Jordan Elsbury, chief of staff for Mayor Lenny Curry, sent First Coast News the following statement:
“The City of Jacksonville prepared for this event like we do with any special event, storm situation, or public safety activity. Just like The Jazz Festival, Rolling Stones concert, other special events, and storm systems that haven’t come to pass, the City prepares to ensure the public safety of our citizens. The expenses outlined are for staff time of individuals whose job it is to prepare for such an event, and federal grant compliance activity to ensure all city expenses are documented and allowable under the federal grant requirements. The City of Jacksonville will continue to prepare and plan for all events.”
According to a compilation of RNC costs incurred by the city provided to First Coast News Wednesday night, one bill was submitted to the city for nearly $70,000 by a firm enlisted to help comply with federal grants tied to the convention. The city is reviewing that invoice before paying it.
More than half of the costs stemmed from overtime pay for employees working to prepare for the convention, including the Jacksonville Sheriff's Office, Jacksonville Fire and Rescue Department and Finance and Administration Radio Shop employees.
Another amount for $2,604 was listed due the Ethics Office.
The amounts listed "only include additional costs incurred by the City over and above normal operating costs, such as salaried employee costs," the document states.
Jacksonville was selected to host most of the convention's August events in June after the president took issue with social distancing rules that would be in place in the original host city of Charlotte, N.C., but President Donald Trump announced July 23 the convention would not take place in Jacksonville due to public health concerns over a surge in COVID-19 infections both locally and on the state level.
City Council Auditor Kim Taylor sent the information about financial costs Wednesday to council members.
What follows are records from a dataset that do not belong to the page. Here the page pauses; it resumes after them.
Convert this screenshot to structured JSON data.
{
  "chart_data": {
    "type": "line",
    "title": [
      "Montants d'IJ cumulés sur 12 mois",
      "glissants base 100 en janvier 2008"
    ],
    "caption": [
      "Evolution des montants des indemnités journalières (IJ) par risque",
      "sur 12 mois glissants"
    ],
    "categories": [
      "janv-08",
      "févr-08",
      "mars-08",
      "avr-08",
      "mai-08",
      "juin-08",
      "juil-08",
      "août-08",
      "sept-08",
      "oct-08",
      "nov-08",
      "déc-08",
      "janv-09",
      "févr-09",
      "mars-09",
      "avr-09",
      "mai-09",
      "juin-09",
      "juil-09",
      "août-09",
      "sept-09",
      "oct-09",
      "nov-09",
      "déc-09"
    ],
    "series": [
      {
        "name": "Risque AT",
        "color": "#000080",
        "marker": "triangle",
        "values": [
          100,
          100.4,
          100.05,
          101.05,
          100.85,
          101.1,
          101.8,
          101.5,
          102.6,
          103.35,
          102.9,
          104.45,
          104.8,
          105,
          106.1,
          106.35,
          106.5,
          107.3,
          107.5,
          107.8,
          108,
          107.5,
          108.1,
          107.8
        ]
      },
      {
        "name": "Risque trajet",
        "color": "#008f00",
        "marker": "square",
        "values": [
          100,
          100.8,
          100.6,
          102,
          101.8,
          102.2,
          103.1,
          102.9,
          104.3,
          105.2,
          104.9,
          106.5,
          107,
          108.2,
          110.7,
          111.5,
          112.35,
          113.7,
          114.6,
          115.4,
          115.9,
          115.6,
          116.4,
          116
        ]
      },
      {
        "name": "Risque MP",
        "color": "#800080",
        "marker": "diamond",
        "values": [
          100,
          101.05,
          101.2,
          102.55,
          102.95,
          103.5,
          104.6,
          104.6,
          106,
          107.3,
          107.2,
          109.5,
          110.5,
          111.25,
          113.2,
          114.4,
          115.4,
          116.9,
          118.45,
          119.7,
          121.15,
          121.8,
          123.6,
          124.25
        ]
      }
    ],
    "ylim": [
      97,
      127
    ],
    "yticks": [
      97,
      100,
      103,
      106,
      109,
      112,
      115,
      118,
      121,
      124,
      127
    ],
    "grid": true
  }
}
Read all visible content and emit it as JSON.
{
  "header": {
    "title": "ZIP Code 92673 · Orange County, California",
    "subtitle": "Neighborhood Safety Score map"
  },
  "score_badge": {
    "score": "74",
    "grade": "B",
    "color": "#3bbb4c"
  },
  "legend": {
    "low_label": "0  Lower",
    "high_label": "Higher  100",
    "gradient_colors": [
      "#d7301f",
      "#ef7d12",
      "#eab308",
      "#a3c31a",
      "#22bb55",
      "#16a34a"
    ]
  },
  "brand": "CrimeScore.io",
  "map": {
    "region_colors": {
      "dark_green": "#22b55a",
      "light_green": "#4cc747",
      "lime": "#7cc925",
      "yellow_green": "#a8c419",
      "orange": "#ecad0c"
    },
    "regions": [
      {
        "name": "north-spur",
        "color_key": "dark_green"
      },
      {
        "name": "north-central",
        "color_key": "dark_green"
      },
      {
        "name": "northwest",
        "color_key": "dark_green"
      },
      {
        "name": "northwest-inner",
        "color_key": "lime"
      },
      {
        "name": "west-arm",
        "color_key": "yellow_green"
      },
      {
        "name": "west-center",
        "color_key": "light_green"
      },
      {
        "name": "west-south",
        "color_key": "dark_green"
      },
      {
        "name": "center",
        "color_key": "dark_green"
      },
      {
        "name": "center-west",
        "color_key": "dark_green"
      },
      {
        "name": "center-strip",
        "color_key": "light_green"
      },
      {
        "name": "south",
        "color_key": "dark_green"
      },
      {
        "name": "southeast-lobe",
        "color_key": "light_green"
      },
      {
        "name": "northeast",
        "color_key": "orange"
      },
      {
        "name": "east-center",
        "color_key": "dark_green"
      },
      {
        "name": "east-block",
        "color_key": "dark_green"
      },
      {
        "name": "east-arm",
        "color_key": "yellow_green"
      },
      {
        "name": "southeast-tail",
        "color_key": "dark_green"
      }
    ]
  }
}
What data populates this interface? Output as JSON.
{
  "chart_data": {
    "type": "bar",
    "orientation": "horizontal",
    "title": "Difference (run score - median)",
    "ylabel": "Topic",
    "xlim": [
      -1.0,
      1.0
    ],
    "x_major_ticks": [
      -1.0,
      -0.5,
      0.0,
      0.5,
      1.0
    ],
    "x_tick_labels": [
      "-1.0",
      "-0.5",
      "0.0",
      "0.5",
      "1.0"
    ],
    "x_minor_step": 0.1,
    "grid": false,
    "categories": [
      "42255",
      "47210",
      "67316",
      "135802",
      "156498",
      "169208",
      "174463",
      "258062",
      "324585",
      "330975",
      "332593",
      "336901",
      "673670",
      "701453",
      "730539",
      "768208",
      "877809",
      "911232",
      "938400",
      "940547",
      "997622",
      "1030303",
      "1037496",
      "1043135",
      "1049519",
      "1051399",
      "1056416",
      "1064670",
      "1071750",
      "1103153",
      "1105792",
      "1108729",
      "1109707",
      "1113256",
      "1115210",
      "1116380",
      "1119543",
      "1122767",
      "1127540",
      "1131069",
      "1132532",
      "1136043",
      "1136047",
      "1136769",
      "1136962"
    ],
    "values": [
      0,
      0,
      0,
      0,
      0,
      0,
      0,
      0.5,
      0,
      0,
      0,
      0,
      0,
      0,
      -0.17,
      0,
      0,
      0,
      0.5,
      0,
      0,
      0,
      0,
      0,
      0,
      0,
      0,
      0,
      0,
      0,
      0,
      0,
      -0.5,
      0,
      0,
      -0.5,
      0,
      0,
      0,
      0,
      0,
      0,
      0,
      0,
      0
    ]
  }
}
Council member Garrett Dennis requested the review during a July 24 public meeting that happened the day after Trump decided against having the convention in Jacksonville.
If the convention actually had taken place in Jacksonville, the city's cost would have been in the tens of millions of dollars for security expenses, but a federal grant would have reimbursed city expenses for manpower and equipment to keep convention attendees safe, according to our news partners the Florida Times-Union.
Other costs associated with a convention would have been paid for by a local host committee responsible for raising millions of dollars in private donations.